Richard Friedman and Marissa McAleer are NJEA network attorneys at the Zazzali, Fagella, Nowak, Kleinbaum and Friedman law firm, which practices in the areas of labor and employment, creditor’s rights and bankruptcy, trial and appellate litigation, public sector law, employee benefits law, general litigation, and election law.

Over the course of their careers, nearly all school board employees have at least once received what is known as a Rice notice. It’s not uncommon to hear local association presidents and other union leaders ask, “Have they been ‘riced’?” upon learning that one or more of their members will have their employment status discussed by the school board in a closed executive session.

However, if you are not an association leader or staff member, you might be uncertain as to what a Rice notice is and how it affects your employment. The purpose of this article is to shed light on your rights under Rice.

These rights take their name from a union leader and NJEA member named Regina Rice.

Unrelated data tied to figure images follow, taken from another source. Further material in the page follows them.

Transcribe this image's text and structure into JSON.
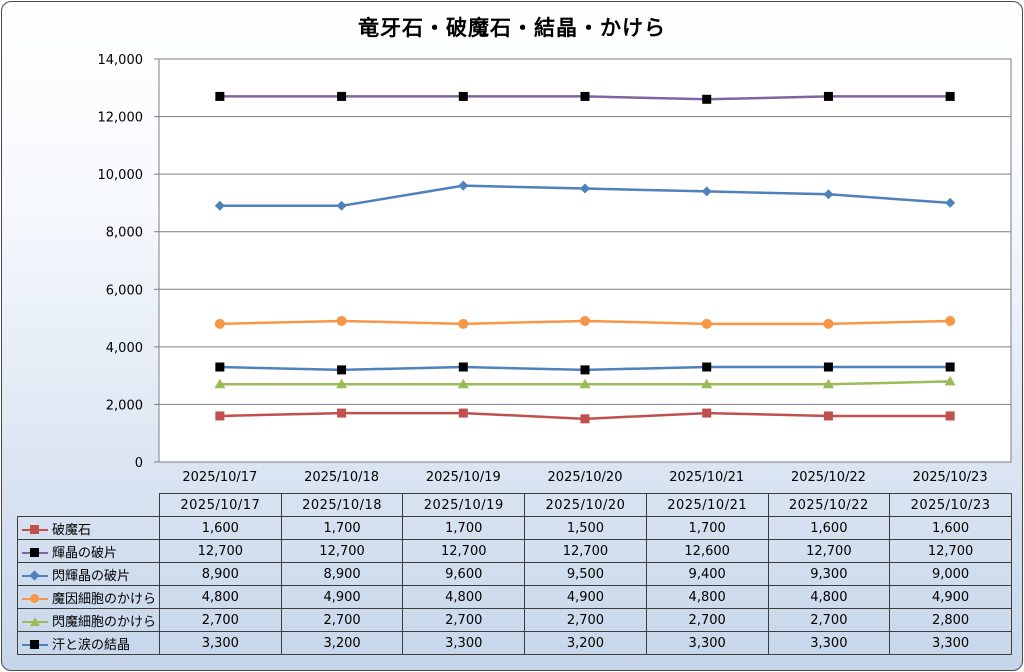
{
  "chart_data": {
    "type": "line",
    "title": "竜牙石・破魔石・結晶・かけら",
    "categories": [
      "2025/10/17",
      "2025/10/18",
      "2025/10/19",
      "2025/10/20",
      "2025/10/21",
      "2025/10/22",
      "2025/10/23"
    ],
    "ylim": [
      0,
      14000
    ],
    "yticks": [
      "0",
      "2,000",
      "4,000",
      "6,000",
      "8,000",
      "10,000",
      "12,000",
      "14,000"
    ],
    "grid": true,
    "legend": "data-table",
    "series": [
      {
        "name": "破魔石",
        "color": "#c0504d",
        "marker": "square",
        "values": [
          1600,
          1700,
          1700,
          1500,
          1700,
          1600,
          1600
        ],
        "labels": [
          "1,600",
          "1,700",
          "1,700",
          "1,500",
          "1,700",
          "1,600",
          "1,600"
        ]
      },
      {
        "name": "輝晶の破片",
        "color": "#8064a2",
        "marker": "square-black",
        "values": [
          12700,
          12700,
          12700,
          12700,
          12600,
          12700,
          12700
        ],
        "labels": [
          "12,700",
          "12,700",
          "12,700",
          "12,700",
          "12,600",
          "12,700",
          "12,700"
        ]
      },
      {
        "name": "閃輝晶の破片",
        "color": "#4f81bd",
        "marker": "diamond",
        "values": [
          8900,
          8900,
          9600,
          9500,
          9400,
          9300,
          9000
        ],
        "labels": [
          "8,900",
          "8,900",
          "9,600",
          "9,500",
          "9,400",
          "9,300",
          "9,000"
        ]
      },
      {
        "name": "魔因細胞のかけら",
        "color": "#f79646",
        "marker": "circle",
        "values": [
          4800,
          4900,
          4800,
          4900,
          4800,
          4800,
          4900
        ],
        "labels": [
          "4,800",
          "4,900",
          "4,800",
          "4,900",
          "4,800",
          "4,800",
          "4,900"
        ]
      },
      {
        "name": "閃魔細胞のかけら",
        "color": "#9bbb59",
        "marker": "triangle",
        "values": [
          2700,
          2700,
          2700,
          2700,
          2700,
          2700,
          2800
        ],
        "labels": [
          "2,700",
          "2,700",
          "2,700",
          "2,700",
          "2,700",
          "2,700",
          "2,800"
        ]
      },
      {
        "name": "汗と涙の結晶",
        "color": "#4f81bd",
        "marker": "square-black",
        "values": [
          3300,
          3200,
          3300,
          3200,
          3300,
          3300,
          3300
        ],
        "labels": [
          "3,300",
          "3,200",
          "3,300",
          "3,200",
          "3,300",
          "3,300",
          "3,300"
        ]
      }
    ]
  }
}
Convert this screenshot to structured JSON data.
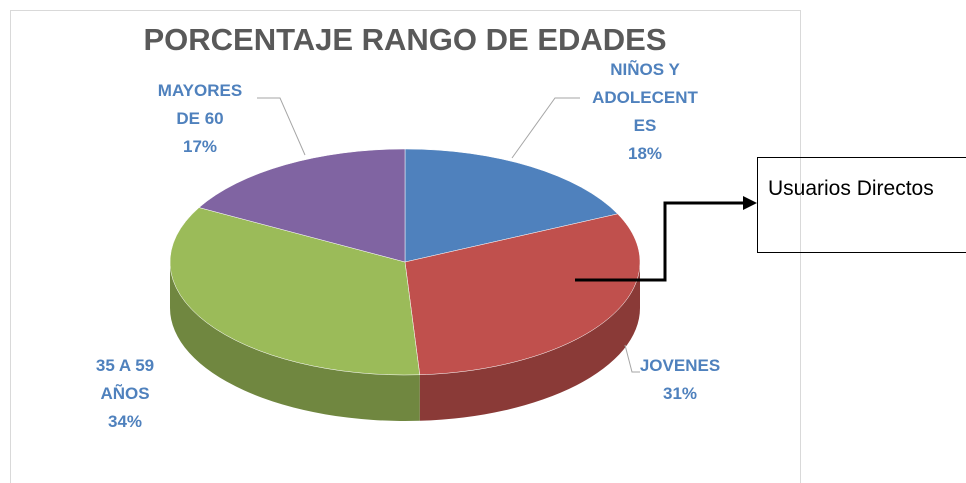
{
  "chart_data": {
    "type": "pie",
    "title": "PORCENTAJE RANGO DE EDADES",
    "categories": [
      "NIÑOS Y ADOLECENTES",
      "JOVENES",
      "35 A 59 AÑOS",
      "MAYORES DE 60"
    ],
    "values": [
      18,
      31,
      34,
      17
    ],
    "value_labels": [
      "18%",
      "31%",
      "34%",
      "17%"
    ],
    "colors": [
      "#4f81bd",
      "#c0504d",
      "#9bbb59",
      "#8064a2"
    ],
    "annotation": "Usuarios Directos"
  }
}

In 1977, while Rice was president of the Union County Regional High School Teachers Association, the Union County Regional High School Board of Education voted to terminate 17 of her members because of budget cuts. The school board, however, had failed to notify these members that it would be taking such an action.

With NJEA’s support, Rice and her local association achieved a victory that affects every public employee in New Jersey, including employees of boards of education.

The Sunshine Law

The Open Public Meetings Act (OPMA), also known as the “Sunshine Law,” protects the public’s right “to be present at all meetings of public bodies, and to witness in full detail all phases of the deliberation, policy formulation, and decision making.” Put another way, OPMA provides that meetings of public bodies, including school boards, should be open to the public. However, there is an exception baked into the statute, which provides:

A public body may exclude the public only from that portion of a meeting at which the public body discusses any: matter involving the employment, appointment, termination of employment, terms and conditions of employment, evaluation of the performance of, promotion, or disciplining of any specific prospective public officer or employee or current public officer or employee employed or appointed by the public body, unless all the individual employees or appointees whose rights could be adversely affected request in writing that the matter or matters be discussed at a public meeting. [N.J.S.A. 10:4-12(b)(8)]

OPMA provides that even though meetings of school boards must be held in public, when the board discusses the employment of specific employees the meeting is conducted in a closed session unless the individual employee, or employees, whose rights could be negatively affected, requests in writing that the matter be discussed in a public meeting.

But how can employees make a written request for a public meeting if they are not aware that their employment is going to be discussed?

With NJEA’s support, Rice and her local association achieved a victory that affects every public employee in New Jersey, including employees of boards of education.

Rice requires employee notification

This is where the Rice notice comes into play. The Appellate Division of the Superior Court of New Jersey decided in Rice v. Union County Regional High School Board of Education that a school board must inform employees that their employment status will be discussed during a school board’s closed session. The board must also inform them in that notice of their right to compel the board to discuss their employment status in public. The decision states:

The plain implication of the personnel exception to the New Jersey Open Public Meetings Act is that if all employees whose rights could be adversely affected decide to request a public hearing, they can only exercise that statutory right and request a public hearing if they have reasonable advance notice so as to enable them to (1) make a decision on whether they desire a public discussion and (2) prepare and present an appropriate request in writing. [155 N.J. Super. 64 (App. Div. 1977)]

Recently, the Supreme Court provided an update on the law surrounding Rice notices. In Kean Federation of Teachers v. Morell, the court held that there was no obligation to send Rice notices to affected faculty members where a public university’s board of trustees determined from the start to conduct its discussion about faculty reappointments in public session.

In sum, while employment matters are generally conducted in a closed session, public employees must be given a Rice notice that advises of them right to request that the discussion be held in public session. Failure to comply with this requirement may result in the public body’s decisions made about the employee during the closed session to be invalidated. However, Rice notices are not required if the public employer chooses to conduct the meeting in public session from the outset, or if there is no discussion of individual employees during closed session.